Bottom Line: A breastfeeding program appeared to reduce the development of atopic eczema (an allergic skin response) but not asthma and lung function among children at age 16.
Why The Research Is Interesting: Many health organizations recommend exclusive breastfeeding to prevent atopic eczema and asthma but recommendations are mostly based on observational study evidence.
Who: 13,557 adolescents born 16 years prior to new mothers participating in a trial of a breastfeeding promotion in Belarusian maternity hospitals and affiliated clinics in Belarus.
When: The initial breastfeeding promotion intervention trial was June 1995 through 1997; follow-up of children from September 2012 to July 2015; data analysis from May 2016 to April 2017
What (Study Measures): Breastfeeding (exposure); at age 16, the adolescents were physically examined for atopic eczema around the eyes, neck, elbows, knees and ankles; spirometry measured lung function; and children self-reported their atopic eczema and asthma symptoms in the past year on questionnaires (outcomes). You can learn more about atopic diseases in children at this JAMA Pediatrics Patient Page.
How (Study Design): This is a long-term follow-up of children who participated in a cluster randomized trial that paired maternity hospitals and clinics to compare the effects of a breastfeeding intervention on children's health with standard care. Randomized clinical trials (RCTs) allow for the strongest inferences to be made about the true effect of an intervention. However, not all RCT results can be replicated in real-world settings because patient characteristics or other variables may differ from those that were studied in the RCT, and many exposures that were not part of the trial may occur naturally in clinical care or real life after the trial is completed that could explain the study findings.
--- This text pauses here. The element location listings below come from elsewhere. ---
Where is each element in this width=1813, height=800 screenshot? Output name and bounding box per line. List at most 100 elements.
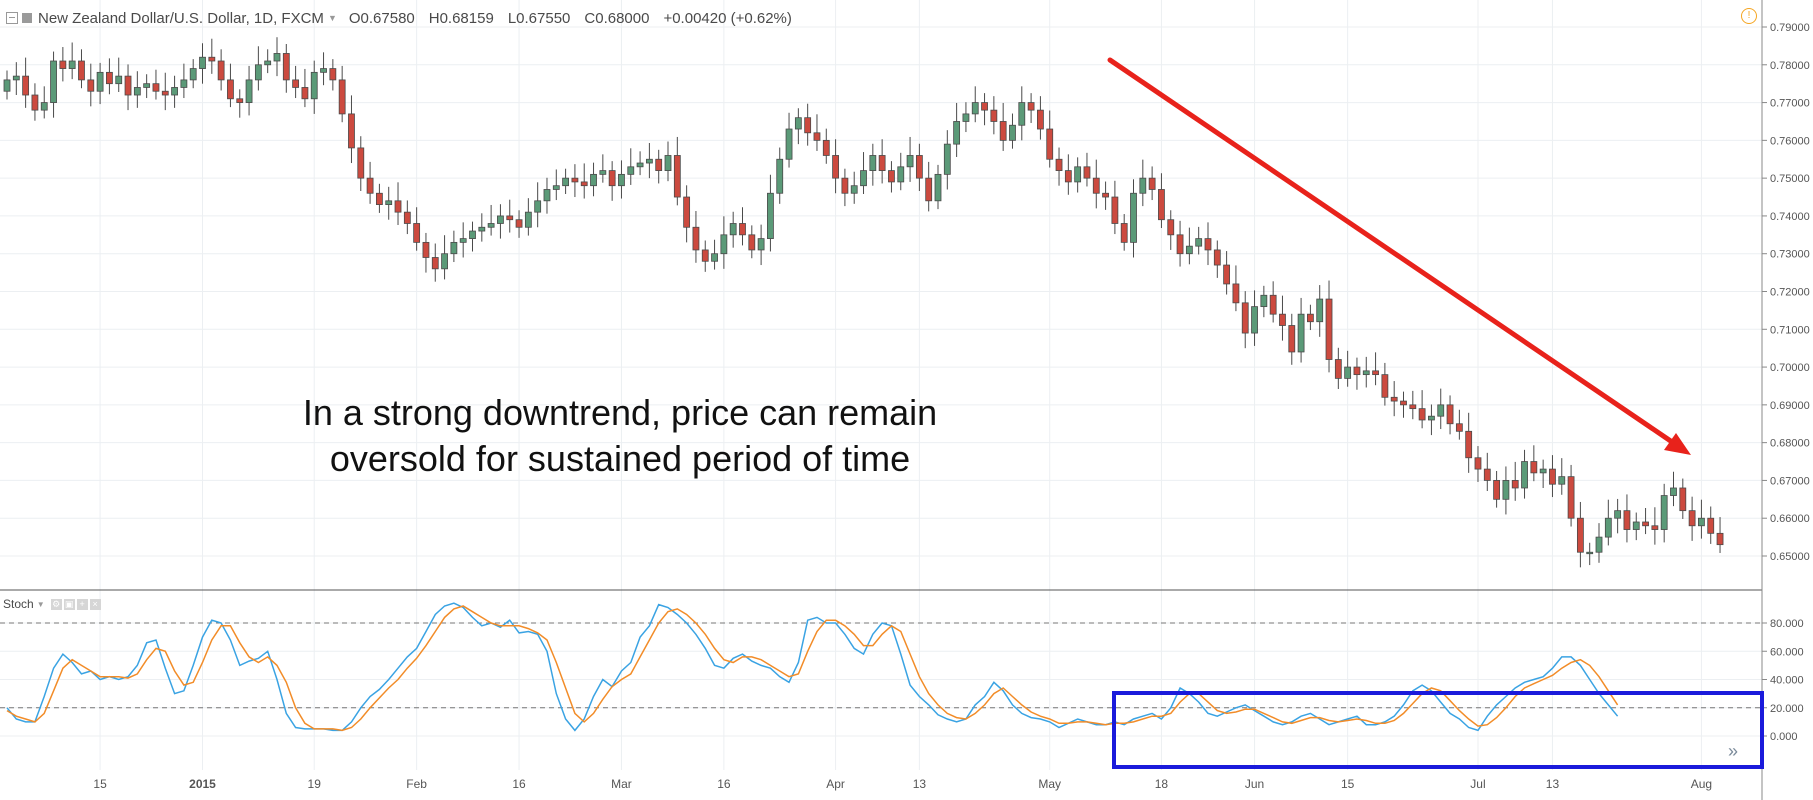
candle <box>1092 159 1100 209</box>
candle <box>422 232 430 273</box>
downtrend-arrow-head <box>1664 433 1691 455</box>
candle <box>1344 350 1352 387</box>
candle <box>1698 499 1705 539</box>
candle <box>59 47 67 82</box>
candle-body-up <box>906 155 914 168</box>
candle-body-down <box>59 60 67 69</box>
candle <box>329 59 337 91</box>
change-value: +0.00420 (+0.62%) <box>663 9 792 27</box>
oversold-highlight-box <box>1112 691 1764 769</box>
candle <box>832 139 839 194</box>
candle <box>1260 285 1268 318</box>
stoch-grid <box>0 590 1762 770</box>
candle-body-down <box>227 79 234 100</box>
candle-body-up <box>3 79 11 92</box>
candle-body-up <box>1251 306 1258 334</box>
candle-body-up <box>1437 404 1445 417</box>
candle <box>106 58 113 95</box>
candle <box>934 164 942 210</box>
candle-body-down <box>1400 400 1407 406</box>
candle <box>590 162 597 197</box>
close-value: C0.68000 <box>584 9 650 27</box>
candle <box>729 211 737 248</box>
candle <box>1325 280 1333 373</box>
chevron-down-icon[interactable]: ▼ <box>36 599 45 609</box>
candle <box>1241 291 1249 349</box>
candle <box>301 68 309 108</box>
stoch-tick-label: 20.000 <box>1770 703 1804 715</box>
time-tick-label: 13 <box>1546 777 1560 791</box>
time-tick-label: Jun <box>1245 777 1264 791</box>
candle-body-down <box>832 155 839 179</box>
candle-body-down <box>1455 423 1463 432</box>
candle <box>1707 506 1715 544</box>
candle-body-up <box>1539 468 1547 474</box>
settings-icon[interactable]: ⚙ <box>50 598 62 610</box>
candle <box>711 239 718 270</box>
candle <box>1316 285 1324 337</box>
time-axis[interactable]: 15 2015 19 Feb 16 Mar 16 Apr 13 May 18 Jun 15 Jul 13 Au… <box>93 777 1712 791</box>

Authors: Carsten Flohr, M.D., Ph.D., of King's College London and Guy's & St. Thomas' National Health Service (NHS) Foundation Trust, London, and coauthors
Results: Of the 7,064 children in the breastfeeding intervention group, 21 (0.3 percent) had signs of atopic eczema when their skin was examined at the 16-year follow-up compared with 43 of 6,493 (0.7 percent) children in the control group.There was no significant difference in lung function or asthma diagnoses between the 2 groups.
Study Limitations: Generalizability of the results is limited because Belarus has a highly centralized health care system, which made implementation of the breastfeeding intervention easier. Also, atopic eczema and allergic diseases overall are less common in Belarus compared to more affluent country setting, such as Western Europe or North America.
Study Conclusions: An intervention that promoted prolonged and exclusive breastfeeding of infants was associated with reduced risk of atopic eczema in adolescents but appeared to have no protective effect on lung function and asthma.